Desgraciadamente ha vuelto a ocurrir, y mi presencia tan cercana – después de diez años – la ha hecho sospechar.

“Olvidamos que lo que a nosotros se refiere es un juego de azar, y terminamos por ello amargados. Sólo nos queda abierta al final la falta de esperanza. El resultado es la habitación de morir, en la que se muere, defintiviamente. Todo ha sido sólo un engaño. Toda nuestra vida, si lo pensamos bien, no ha sido más que un calendario de festejos usado y finalmente, de hojas totalmente arrancadas.”

Las novelas que componen los Relatos autobiográficos de Bernhard se pueden leer como narraciones de los procesos preparatorios para recibir los sacramentos. Un calendario de hitos que festejamos para inmediatamente reconocer la amenaza macabra que escondían. Es sencillo reconocerlas en el bautizo, esa celebración alegre del nacimiento que nos marca con el sello de una especie única, la especie pecadora; o en la comunión, esa bienvenida a los marineros que festejan que han dejado de ser cachorros para convertirse en personas: se les presume la virtud del criterio a cambio de la amenaza del juicio. Luego, la penitencia a cambio del perdón, la independencia por soledad.

Parece que no sabemos celebrar la vida sin recordar la amenaza de sus peligros. Festejamos la vida con miedo y escepticismo, hasta la muerte. Porque con la muerte nos cagamos.

Por eso la extremaunción es un sacramento tan distinto. No tiene ninguna amenaza, porque simplemente no tiene futuro. No es tampoco ninguna celebración, es un simple acto de cobardía en el que robamos la voluntad a los moribundos para redimirlos. Pero su misterio, el de la extremaunción, es que no se sabe bien quién pide perdón a quien. O no se sabe o no se confiesa.

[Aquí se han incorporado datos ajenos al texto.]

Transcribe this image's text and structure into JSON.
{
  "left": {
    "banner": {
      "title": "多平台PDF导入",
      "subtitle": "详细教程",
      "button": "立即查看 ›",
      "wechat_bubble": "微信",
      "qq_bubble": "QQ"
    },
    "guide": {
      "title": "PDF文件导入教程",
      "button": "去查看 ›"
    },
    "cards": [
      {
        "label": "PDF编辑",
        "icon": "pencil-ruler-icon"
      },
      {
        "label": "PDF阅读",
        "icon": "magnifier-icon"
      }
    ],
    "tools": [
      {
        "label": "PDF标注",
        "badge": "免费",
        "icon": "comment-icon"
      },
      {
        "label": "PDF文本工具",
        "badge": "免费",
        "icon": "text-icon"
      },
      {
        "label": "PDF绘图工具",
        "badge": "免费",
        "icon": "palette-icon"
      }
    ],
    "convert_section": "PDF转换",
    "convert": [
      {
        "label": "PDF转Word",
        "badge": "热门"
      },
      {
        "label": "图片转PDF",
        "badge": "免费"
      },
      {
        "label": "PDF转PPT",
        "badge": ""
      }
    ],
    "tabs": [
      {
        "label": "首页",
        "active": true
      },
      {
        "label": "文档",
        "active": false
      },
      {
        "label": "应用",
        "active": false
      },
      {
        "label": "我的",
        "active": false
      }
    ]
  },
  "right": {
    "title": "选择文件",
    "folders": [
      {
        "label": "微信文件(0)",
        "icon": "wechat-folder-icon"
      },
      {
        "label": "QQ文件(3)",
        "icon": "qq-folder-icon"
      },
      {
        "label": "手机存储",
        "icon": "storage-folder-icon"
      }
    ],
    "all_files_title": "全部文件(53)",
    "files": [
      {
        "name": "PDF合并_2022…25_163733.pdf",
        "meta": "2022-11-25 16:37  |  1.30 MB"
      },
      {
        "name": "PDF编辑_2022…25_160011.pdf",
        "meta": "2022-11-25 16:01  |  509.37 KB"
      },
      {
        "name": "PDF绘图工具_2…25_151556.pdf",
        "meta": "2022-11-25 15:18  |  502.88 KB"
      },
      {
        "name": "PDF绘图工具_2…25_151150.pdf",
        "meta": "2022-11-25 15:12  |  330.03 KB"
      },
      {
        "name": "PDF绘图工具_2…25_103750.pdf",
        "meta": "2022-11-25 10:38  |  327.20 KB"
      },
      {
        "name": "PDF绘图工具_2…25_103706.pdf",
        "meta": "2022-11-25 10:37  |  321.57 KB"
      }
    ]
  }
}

Yo creo que es todo el humanismo del mundo quien pide perdón al moribundo, todas nuestras ilusiones se concentran en un cura que pide perdón por el engaño, por haber permitido – a aquel hombre inevitablemente bueno por inevitablemente enfermo – que sus esperanzas tuvieran que vivir rodeadas de todos nuestros fracasos, respirando el aire contaminado por nuestros defectos. La extremaunción es un sacramento cobarde, con el que sencillamente hacemos un pacto de silencio, con el que pedimos que lo ocurrido entre nosotros quede entre nosotros.

Antes de entrar he tenido que salir al porche. En esta ocasión no encontré a nadie fumando y me alegré de disponer de un rato en soledad. Por alguna extraña razón encuentro un placer adicional en disfrutar a solas de la alegría y del dolor. Caminé sin alejarme, imaginando que como entonces también ahora ella me entendería perfectamente, comprendiendo sin necesidad de explicación mi deseo de permanecer oculto. A veces salgo de mi aislamiento familiar para dar la extremaunción, le diría, aunque últimamente sólo lo hago por teléfono. Sin duda es más cómodo. Y aunque sea cobarde, es quizás también menos hipócrita.

Amarillo. El escondite perfecto de la pegatina con su puto color amarillo sobre la letra impresa.

He venido a visitar a la ti… He venido a visitar a tu madre, a darle la extremaunción, pensé. He venido a decir que lo siento.